Judge Tatel dissented. He agreed that “Judge Griffith makes a strong case,” but nonetheless believes that “criminal prosecutions of non-servicemembers in military commissions and criminal prosecutions of servicemembers in courts-martial” are different in kind. Furthermore, the “unique and troubling circumstances” of Al-Nashir’s case counsel against abstention: “According to the unclassified version of Al-Nashiri’s brief, local authorities in the United Arab Emirates seized him in October 2002 and transferred him to United States custody. The CIA then detained him at secret locations, commonly referred to as black sites, as part of its ‘newly-formed Rendition, Detention, and Interrogation (RDI) Program. Al-Nashiri asserts that this program employed extreme interrogation tactics with the hopes of inducing ‘learned helplessness’ among the detainees.” According to Al-Nashiri, this included “[Redacted] use of improvised interrogation methods, such as water dousing, wherein a detainee was doused with cold water and rolled into a carpet, which would then be soaked with water in order to induce suffocation.” As Tatel put it: “I believe that abstention—again, assuming Al-Nashiri’s allegations are true—is unwarranted.”

Wow. These kinds of cases are not the bread and butter of the D.C. Circuit: Where is the “admin law”?

Well, there is Petro Star Inc. v. FERC—a noteworthy case, but probably not one that is going to be the springboard for a movie. Here, Judge Srinivasan (joined by Judges Tatel and Edwards) concluded that FERC did not meaningfully respond to Petro Star’s evidence regarding the FERC’s Quality Bank formula’s undervaluation of Resid (a component in crude oil). If any of that makes sense to you, read this opinion. Otherwise, just remember that this is another case in which an agency lost because it did not provide enough of a response to evidence. (If you want a bit more flavor, there is this paragraph: “Since 1984, the Federal Energy Regulatory Commission (FERC) has relied upon the Quality Bank to calculate monetary adjustments between oil companies that use the Trans Alaska Pipeline System (TAPS) to transport oil in a commingled stream. The Quality Bank ‘charges shippers of relatively low-quality petroleum who benefit from commingling and distributes the proceeds to shippers of higher quality petroleum whose product is degraded by commingling.’ The Quality Bank is thus a zero-sum transfer mechanism: the goal is to ‘place each [company] in the same economic position it would enjoy if it received the same petroleum at Valdez that it delivered to [the pipeline] on the North Slope.’” Yup, that’s FERC.)

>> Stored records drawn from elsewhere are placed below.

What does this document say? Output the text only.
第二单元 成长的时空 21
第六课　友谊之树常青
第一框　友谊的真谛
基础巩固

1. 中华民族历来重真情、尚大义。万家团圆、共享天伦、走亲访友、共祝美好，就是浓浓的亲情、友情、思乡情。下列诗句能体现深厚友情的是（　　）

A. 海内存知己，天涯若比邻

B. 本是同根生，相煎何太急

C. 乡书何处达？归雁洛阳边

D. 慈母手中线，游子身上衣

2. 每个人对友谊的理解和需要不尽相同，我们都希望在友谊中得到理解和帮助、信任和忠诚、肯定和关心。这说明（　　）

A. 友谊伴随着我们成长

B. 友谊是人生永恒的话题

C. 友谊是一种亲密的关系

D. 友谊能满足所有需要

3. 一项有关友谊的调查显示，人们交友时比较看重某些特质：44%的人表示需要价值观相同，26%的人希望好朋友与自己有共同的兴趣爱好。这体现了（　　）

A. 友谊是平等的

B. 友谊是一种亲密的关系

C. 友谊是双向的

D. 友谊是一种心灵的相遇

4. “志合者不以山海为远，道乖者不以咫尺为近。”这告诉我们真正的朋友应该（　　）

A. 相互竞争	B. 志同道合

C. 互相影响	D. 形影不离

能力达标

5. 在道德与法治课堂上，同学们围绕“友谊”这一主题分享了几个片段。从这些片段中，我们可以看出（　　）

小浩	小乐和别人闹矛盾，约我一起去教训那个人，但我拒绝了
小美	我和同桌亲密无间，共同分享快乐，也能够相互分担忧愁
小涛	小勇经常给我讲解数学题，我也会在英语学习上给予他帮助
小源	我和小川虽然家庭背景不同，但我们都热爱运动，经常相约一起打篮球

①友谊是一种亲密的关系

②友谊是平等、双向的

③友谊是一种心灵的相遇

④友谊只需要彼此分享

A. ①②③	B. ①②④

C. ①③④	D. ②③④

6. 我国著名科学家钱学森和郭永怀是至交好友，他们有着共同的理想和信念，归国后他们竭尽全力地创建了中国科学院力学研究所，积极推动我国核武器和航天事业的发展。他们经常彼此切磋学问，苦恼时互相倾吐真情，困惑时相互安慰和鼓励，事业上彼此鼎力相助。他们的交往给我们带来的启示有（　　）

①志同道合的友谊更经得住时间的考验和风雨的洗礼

Finally, there are two more cases: Mako Communications, LLC v. FCC and SecurityPoint Holdings, Inc. v. TSA. In Mako, the panel (Judge Srinivasan, joined by Judges Griffith and Sentelle) denied petitions claiming that the FCC violated the Spectrum Act by not providing protections for low-power television stations while redistributing bands to increase mobile broadband access. And in SecurityPoint, the panel (Judge Williams, joined by Judges Henderson and Srinivasan) “conclude[d] that SecurityPoint is a prevailing party [because of this case] and, in doing so, overrule[d] Waterman Steamship Corp. v. Maritime Subsidy Board, 901 F.2d 1119 (D.C. Cir. 1990), as inconsistent with the Supreme Court’s later decision in Shalala v. Schaefer, 509 U.S. 292 (1993).”

And who wrote the now discredited opinion in Waterman? None other than Judge Williams! Bravo—I love intellectual honesty. (Presumably Mr. Sorkin does too.)


* Judge Henderson’s recounting of the jump-in is more graphic than the majority’s. Few cases are happy (else they would not exist), but this one is particularly tragic.